For a moment, she stood thus, smoothing the silk down the front of her body, imagining how she would look garbed in the riches of Lady Maris of Langumont. Then, the twist of her mouth deepening, she carefully refolded the garment and replaced it in the trunk.
Now Verna dug carefully through the piles of clothing to the very bottom of the trunk and rummaged gingerly there. Holding a candle close to the shadowy depths, she peered into the depths of the fabric, mindful of dripping wax, and at last extracted the object of her search.
It was a headdress, woven of cloth of gold that often confined Lady Maris’s thick locks during the summer months. Verna examined the snood closely in the candlelight and was pleased to find several strands of rich brown hair trapped in the intricacies of the headdress. With a small sound of satisfaction, she folded the cloth carefully and pushed it up into her sleeve.
Maris had an audience as she peeled the dressing off Raymond of Vermille’s shoulder. Her father’s squires watched closely, hoping for a sign of the gore they’d been told they’d see. Unfortunately for them—and quite happily for Sir Raymond—the green pus that had oozed from his wound a mere two days earlier was gone, and the swelling had decreased greatly.
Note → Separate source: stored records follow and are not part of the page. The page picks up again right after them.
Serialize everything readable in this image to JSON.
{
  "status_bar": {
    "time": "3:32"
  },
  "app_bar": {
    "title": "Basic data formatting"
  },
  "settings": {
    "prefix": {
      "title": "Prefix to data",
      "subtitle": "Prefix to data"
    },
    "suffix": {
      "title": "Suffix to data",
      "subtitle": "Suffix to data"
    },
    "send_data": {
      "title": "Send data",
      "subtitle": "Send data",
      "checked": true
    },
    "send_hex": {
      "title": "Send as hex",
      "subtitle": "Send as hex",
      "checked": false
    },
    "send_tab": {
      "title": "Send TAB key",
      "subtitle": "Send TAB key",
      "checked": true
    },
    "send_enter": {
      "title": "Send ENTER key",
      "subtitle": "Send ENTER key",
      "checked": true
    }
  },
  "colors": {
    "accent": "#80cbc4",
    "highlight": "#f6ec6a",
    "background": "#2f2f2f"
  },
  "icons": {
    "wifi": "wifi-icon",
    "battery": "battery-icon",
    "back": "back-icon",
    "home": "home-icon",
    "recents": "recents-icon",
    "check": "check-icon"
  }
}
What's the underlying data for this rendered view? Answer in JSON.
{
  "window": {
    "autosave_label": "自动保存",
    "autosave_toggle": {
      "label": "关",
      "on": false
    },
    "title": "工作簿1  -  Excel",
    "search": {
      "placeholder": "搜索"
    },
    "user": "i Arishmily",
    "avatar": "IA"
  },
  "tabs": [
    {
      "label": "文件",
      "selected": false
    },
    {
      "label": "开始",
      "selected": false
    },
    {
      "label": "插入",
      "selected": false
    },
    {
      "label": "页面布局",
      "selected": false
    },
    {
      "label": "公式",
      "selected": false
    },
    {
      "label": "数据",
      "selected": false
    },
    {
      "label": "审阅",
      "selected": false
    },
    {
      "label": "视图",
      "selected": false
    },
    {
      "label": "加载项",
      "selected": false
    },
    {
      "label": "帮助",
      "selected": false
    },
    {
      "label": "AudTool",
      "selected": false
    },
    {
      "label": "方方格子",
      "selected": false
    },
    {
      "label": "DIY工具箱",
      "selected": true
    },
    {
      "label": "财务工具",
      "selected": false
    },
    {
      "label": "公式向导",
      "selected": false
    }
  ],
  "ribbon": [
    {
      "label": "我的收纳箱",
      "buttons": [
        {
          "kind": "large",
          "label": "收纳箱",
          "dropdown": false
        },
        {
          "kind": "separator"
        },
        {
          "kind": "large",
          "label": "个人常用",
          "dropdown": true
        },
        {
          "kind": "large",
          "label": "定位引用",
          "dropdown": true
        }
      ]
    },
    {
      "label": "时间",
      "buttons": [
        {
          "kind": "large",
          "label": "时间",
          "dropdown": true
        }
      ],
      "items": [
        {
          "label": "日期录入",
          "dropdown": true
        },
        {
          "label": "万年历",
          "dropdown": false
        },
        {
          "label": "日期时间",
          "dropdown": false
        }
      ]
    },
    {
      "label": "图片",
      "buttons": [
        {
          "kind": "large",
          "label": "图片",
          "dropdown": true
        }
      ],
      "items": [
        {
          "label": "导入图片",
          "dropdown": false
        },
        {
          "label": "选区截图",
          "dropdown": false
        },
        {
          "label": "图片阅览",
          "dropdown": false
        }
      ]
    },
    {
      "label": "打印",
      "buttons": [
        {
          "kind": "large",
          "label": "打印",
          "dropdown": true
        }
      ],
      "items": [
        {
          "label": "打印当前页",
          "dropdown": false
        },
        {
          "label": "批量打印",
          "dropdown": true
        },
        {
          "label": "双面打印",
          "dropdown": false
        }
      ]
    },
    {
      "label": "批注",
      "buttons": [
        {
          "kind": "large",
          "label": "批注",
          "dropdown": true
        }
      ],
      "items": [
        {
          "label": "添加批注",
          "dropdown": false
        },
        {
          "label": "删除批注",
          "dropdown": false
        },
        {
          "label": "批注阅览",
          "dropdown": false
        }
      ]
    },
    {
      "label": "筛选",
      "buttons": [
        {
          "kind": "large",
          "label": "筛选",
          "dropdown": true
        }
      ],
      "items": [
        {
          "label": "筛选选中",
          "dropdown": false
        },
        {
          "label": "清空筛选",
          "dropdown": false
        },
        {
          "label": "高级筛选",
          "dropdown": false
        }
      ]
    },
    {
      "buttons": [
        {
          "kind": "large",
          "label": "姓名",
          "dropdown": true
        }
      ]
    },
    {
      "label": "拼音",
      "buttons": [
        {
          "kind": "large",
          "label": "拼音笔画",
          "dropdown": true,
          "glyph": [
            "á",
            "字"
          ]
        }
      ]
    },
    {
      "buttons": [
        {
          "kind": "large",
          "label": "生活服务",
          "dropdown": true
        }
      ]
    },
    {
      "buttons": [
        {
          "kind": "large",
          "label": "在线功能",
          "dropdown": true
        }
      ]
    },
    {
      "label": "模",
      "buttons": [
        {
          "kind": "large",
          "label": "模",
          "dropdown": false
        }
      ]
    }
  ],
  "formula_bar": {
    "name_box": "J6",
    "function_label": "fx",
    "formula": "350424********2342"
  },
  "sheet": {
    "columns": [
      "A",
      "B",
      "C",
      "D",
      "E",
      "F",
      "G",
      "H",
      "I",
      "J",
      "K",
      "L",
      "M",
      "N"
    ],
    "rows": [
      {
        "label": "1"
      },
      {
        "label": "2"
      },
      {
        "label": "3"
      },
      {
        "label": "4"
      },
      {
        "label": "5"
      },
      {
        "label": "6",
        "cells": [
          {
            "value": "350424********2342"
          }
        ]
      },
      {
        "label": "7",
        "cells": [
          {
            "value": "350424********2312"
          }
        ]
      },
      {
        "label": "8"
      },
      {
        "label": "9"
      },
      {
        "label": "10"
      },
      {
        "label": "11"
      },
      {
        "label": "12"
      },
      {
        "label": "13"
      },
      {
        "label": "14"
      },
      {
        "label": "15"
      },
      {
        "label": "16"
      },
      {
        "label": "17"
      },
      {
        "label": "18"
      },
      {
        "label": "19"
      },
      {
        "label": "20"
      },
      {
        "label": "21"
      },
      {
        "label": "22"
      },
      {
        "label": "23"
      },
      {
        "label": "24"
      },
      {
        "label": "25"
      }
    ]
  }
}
“See you, Sir Raymond,” she began for what seemed the hundredth time, but in this case, with the intent of teaching the young boys as well, “it is no great feat to keep soil from an open cut and ’tis much easier on the skin, so it heals nicely. If you keep mashing dirt and wool and lice from your tunic into the wound, it swells greatly as the humors grow.” She was finishing with a clean wrap around his shoulder.